Fabrice Levet is a sonar boat coach at the French national school of sailing. Here, he recounts his team’s exciting win at the World Paralympic Championship 2013, which took place in August.
It is Friday, August 16th, 2013 and there is unrest in the hangars of the national school of sailing and water sports!
The French Paralympic Team has met to load up the equipment needed for the trip to Ireland.
Our exact destination is the coastal town of Kinsale, which hosted the World Paralympic Championship 2013: The highlight of the sailing season.
After poring over the local newspapers and website articles about the event, we realized that we were hardly mentioned!
There is a lot of coverage of the Dutch team, who are Olympic champions, and the Norwegians who are the current titleholders, but not a line about the French boat. There will be eighteen sonar boats on the water in total.
However, the French sailors Bruno Jourdren, Eric Flageul and Nicolas Vimont- Vicary have won two of the most important pre-season regattas – in Hyères and Medemblick.
Regardless, the training at ENVSN took the form of Match Racing, the West Spinnaker and the Grand Prix of the longtze naval school. The “Mondial Caravelle” was won this year by Bruno even though he was up against tough competitors such as Michel Desjoyeaux and Armel Le Clea’ch. This illustrates the amount of work and level of motivation of the crew to win this event after a disappointing London Games (coming in at 4th place) .
At Roscoff, we were the first to get on the ferry … and the first ones out at Cork! All sailors are a little superstitious, so we noted this fact with a smile.
In bright (and unexpected!) sunshine, the preparations began (we were first to start practising!) within the walls of the prestigious Yacht Club of Kinsale.
The anticyclone that had swept across the Atlantic coast this summer had returned. The week appeared atypical for the Irish Sea: it was an average of ten knots with a sea breeze .
On Monday, August 26th, when arriving at the club, we had a preview of what was ahead. This was a true Swiss lake bordering the southern Irish coast. We would have to wait until the next day to get sailing!
The sonar-boat French team enjoyed a strong start, and from the very first day the crew seized ahead of the crowd with places 1/5/2.
A good start, insight and speed – the ingredients for a win, but there was still direct competition on our heels, namely the Australians and Norwegians.
There was to be no fast racing the next day for the same reasons as the first: a lack of wind.
Between ten and fourteen knots of wind awaited racers on the Thursday. The conditions were quite complicated with a constant struggle between different air fronts, leading to the constant threat of lightning on the water.
Bruno and his team managed to use their analysis to help them practically and achieved almost flawless results with 1/1/2. Starting the final day, they were 11 points in the lead and ready to attack for the last day of this world championship. It looked very good but everyone remained quiet and concentrated.
Finally some wind! Twenty knots that morning with a sea mist, the typical Irish postcard picture.
With a second place in the first race, we were closing in on the title. Only the Dutch could still cause an upset for us.
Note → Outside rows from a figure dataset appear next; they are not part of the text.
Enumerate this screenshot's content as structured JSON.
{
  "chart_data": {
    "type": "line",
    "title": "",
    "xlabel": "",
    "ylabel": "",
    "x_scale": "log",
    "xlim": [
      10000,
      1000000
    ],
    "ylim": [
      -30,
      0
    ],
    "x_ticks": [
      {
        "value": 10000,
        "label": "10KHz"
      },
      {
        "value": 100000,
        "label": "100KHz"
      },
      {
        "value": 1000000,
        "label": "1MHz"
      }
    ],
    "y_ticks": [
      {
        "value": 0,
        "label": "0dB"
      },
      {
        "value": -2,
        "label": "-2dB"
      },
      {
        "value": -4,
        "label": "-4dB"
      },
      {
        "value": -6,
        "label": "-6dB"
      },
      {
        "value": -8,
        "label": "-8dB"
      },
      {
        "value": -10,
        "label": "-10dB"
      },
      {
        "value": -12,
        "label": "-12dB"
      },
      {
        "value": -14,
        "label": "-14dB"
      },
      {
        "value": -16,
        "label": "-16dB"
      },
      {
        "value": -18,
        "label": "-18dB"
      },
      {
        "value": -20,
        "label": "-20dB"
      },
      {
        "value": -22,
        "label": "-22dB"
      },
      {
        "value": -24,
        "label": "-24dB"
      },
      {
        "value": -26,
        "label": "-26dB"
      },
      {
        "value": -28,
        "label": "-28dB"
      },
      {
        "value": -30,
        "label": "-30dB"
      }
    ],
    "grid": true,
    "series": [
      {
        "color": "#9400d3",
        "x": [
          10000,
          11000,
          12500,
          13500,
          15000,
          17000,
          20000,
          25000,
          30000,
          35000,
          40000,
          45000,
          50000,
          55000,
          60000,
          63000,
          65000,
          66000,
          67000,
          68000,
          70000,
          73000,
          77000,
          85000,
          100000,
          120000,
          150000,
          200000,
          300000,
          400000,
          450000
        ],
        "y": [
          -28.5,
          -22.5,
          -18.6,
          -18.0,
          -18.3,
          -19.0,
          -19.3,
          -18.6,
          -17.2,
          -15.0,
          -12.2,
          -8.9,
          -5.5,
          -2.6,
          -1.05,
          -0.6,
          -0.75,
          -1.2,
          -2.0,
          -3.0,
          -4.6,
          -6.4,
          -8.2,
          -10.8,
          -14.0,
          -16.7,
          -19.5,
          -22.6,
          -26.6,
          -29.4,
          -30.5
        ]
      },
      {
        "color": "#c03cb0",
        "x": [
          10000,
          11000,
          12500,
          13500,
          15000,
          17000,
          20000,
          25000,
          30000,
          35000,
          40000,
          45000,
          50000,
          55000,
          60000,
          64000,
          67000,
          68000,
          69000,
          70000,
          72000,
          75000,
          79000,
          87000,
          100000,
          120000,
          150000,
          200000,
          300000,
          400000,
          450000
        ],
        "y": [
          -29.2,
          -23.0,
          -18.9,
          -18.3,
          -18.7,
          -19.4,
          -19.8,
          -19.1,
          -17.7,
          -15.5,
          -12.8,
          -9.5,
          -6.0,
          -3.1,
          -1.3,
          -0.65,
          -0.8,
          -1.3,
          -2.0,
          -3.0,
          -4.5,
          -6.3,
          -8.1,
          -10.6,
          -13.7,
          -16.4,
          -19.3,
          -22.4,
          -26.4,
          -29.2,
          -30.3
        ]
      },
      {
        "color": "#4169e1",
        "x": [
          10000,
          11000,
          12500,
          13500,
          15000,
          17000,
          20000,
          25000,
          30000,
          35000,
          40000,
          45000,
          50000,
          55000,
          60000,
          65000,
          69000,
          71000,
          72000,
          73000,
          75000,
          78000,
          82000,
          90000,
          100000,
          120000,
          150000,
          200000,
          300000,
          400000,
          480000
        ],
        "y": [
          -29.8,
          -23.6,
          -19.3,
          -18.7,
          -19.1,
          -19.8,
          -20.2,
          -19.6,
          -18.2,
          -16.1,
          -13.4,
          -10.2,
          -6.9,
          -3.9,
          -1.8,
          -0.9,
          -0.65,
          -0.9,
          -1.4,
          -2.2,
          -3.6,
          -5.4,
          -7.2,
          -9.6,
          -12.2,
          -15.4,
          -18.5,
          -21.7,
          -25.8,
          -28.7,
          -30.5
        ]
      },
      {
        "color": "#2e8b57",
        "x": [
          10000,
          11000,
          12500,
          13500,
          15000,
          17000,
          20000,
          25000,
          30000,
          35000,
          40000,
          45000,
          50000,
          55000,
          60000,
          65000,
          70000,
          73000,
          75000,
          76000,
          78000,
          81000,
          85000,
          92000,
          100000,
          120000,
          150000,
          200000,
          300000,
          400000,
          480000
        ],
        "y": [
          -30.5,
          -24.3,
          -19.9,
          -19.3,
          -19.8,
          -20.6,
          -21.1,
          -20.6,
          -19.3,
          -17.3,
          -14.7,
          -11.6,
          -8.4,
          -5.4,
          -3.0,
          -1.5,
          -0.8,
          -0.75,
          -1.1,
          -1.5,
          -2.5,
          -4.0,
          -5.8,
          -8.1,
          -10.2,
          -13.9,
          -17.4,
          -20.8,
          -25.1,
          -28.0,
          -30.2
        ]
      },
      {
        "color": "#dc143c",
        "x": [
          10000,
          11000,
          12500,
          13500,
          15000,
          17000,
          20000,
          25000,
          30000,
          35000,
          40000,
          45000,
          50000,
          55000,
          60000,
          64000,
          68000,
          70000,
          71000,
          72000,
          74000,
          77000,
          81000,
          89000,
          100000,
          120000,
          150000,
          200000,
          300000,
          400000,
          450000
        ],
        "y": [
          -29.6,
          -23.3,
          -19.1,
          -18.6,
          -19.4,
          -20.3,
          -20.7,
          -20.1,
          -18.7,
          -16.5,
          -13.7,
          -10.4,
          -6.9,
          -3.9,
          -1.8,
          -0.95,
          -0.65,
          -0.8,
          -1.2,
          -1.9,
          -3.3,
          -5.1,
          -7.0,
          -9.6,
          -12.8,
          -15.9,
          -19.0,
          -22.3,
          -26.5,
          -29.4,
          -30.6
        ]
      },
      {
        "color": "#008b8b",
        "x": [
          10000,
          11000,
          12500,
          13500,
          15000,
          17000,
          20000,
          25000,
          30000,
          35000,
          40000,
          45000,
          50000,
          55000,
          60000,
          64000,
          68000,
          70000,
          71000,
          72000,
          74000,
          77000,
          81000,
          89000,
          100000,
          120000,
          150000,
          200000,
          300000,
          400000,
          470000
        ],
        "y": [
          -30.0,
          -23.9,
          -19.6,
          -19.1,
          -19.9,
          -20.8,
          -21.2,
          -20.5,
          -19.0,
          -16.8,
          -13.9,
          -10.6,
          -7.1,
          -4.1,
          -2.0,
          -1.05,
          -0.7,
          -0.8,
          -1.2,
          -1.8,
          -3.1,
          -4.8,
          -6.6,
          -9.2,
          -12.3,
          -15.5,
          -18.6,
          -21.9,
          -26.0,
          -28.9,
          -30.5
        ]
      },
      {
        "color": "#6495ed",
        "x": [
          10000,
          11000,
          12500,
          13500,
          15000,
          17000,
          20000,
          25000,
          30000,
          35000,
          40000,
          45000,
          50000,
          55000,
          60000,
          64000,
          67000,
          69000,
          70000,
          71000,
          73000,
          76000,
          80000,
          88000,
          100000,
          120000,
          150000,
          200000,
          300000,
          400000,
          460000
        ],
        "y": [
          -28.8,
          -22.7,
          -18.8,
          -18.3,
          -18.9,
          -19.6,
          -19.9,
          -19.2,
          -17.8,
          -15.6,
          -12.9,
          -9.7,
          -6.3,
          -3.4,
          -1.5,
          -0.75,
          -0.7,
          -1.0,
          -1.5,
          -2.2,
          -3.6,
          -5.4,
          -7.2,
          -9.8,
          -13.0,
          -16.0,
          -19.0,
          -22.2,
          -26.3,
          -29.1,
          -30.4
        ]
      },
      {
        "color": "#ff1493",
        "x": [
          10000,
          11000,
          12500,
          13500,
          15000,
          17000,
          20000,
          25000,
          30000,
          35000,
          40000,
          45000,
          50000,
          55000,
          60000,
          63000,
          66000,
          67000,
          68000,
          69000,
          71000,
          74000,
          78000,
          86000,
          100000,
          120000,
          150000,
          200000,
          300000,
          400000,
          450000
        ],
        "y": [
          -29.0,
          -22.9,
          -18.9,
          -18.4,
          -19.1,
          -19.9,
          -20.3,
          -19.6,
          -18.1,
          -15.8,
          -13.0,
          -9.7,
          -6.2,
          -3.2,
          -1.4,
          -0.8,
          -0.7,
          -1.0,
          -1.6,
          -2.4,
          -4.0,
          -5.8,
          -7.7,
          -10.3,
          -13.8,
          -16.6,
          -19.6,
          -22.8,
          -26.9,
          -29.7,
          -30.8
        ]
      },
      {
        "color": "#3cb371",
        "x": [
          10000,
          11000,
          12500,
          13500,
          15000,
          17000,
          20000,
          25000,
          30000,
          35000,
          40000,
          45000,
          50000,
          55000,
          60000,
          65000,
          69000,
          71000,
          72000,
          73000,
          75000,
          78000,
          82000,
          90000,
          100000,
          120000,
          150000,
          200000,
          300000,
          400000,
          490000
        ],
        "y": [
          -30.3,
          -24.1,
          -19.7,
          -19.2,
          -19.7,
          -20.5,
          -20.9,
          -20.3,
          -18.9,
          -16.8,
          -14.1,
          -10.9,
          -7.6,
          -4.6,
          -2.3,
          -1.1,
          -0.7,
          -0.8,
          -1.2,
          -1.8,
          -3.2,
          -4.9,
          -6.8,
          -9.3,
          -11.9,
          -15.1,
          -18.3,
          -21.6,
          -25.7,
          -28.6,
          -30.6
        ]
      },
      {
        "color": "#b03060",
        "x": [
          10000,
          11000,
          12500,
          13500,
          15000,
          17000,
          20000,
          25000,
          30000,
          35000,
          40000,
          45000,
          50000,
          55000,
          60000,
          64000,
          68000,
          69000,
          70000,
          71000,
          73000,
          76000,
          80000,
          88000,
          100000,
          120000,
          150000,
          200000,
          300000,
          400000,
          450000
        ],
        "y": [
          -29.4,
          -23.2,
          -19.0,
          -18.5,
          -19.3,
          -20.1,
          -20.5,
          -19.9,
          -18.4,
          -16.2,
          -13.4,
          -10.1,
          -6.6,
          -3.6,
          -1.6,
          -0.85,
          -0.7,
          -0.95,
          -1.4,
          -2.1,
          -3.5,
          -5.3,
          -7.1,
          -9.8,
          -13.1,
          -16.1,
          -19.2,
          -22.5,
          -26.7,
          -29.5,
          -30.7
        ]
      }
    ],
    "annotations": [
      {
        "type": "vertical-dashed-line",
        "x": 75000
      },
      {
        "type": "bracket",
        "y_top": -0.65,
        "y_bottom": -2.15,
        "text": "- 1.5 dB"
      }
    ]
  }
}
The outright winner was determined shortly afterwards with a close finish like a race is supposed to be, France finished 4th and the Netherlands 6th. It’s official – we are the world champions!
The crew wanted to do well in the last race … and won.
Team France finished 13 points ahead of the Netherlands who came in in second place and Australia were third.
It is clear to see that even though everything ended well, it was of course, more difficult than we had expected.